Thirdly, according to the matching degree of skeleton information and key action semantics in each action key frame in the first set, one action key frame which is most matched is selected as a final result, and the accuracy of identifying the action key frames is further improved.
And fourthly, in the process of automatically identifying and grabbing action key frames based on key action analysis, auxiliary judgment is carried out through the motion items, the height of the mass center and the positions of the athletes, and the error rate of identification is reduced.
And fifthly, in the automatic identification and capturing of the action key frames based on the action trend, the seed distribution in the corresponding direction is obtained by using a seed optimization algorithm, so that the action trend of the athlete is accurately obtained, and the method is applied to the field of video capturing for the first time, and the identification of the action key frames is pertinently further improved.
Sixth, in view of the fact that the action key frames are obtained by automatic recognition and capture based on the human body key frame skeleton posture model, the recognition accuracy is poor, a large amount of training data and long modeling time are needed, therefore, according to the scheme of the application, on the basis that the action key frames are obtained by automatic recognition and capture based on the human body key frame skeleton posture model, the action key frames are obtained by automatic recognition and capture based on a key action model, an action trend model and a predefined position area model, the optimal action key frames are obtained in a self-adaptive mode by adopting a confidence space, key action semantic matching, averaging and other combination modes for the obtained action key frames, the recognition rate of the action key frames is up to more than 95%, and the feasibility and the reliability of the method in practical application are improved.
Finally, it should also be noted that the terms "comprises," "comprising," or any other variation thereof, are intended to cover a non-exclusive inclusion, such that a process, method, article, or apparatus that comprises a list of elements does not include only those elements but may include other elements not expressly listed or inherent to such process, method, article, or apparatus.
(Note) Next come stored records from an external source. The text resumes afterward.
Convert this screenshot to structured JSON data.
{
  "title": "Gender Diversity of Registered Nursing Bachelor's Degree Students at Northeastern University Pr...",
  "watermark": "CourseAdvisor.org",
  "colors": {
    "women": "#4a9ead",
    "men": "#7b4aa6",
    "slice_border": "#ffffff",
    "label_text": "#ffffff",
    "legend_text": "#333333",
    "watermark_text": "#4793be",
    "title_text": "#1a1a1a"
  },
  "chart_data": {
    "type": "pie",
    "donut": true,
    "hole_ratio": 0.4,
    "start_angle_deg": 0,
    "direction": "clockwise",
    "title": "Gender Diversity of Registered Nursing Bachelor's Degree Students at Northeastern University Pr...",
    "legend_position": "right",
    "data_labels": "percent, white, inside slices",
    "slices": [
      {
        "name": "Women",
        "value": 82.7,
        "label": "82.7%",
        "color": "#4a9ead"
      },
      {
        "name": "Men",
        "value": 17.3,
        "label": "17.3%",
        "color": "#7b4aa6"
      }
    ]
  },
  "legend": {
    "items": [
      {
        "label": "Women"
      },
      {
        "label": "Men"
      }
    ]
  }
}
Without further limitation, an element defined by the phrase "comprising an …" does not exclude the presence of other identical elements in a process, method, article, or apparatus that comprises the element.
The present invention is not limited to the above-mentioned preferred embodiments, and any structural changes made under the teaching of the present invention shall fall within the scope of the present invention, which is similar or similar to the technical solutions of the present invention.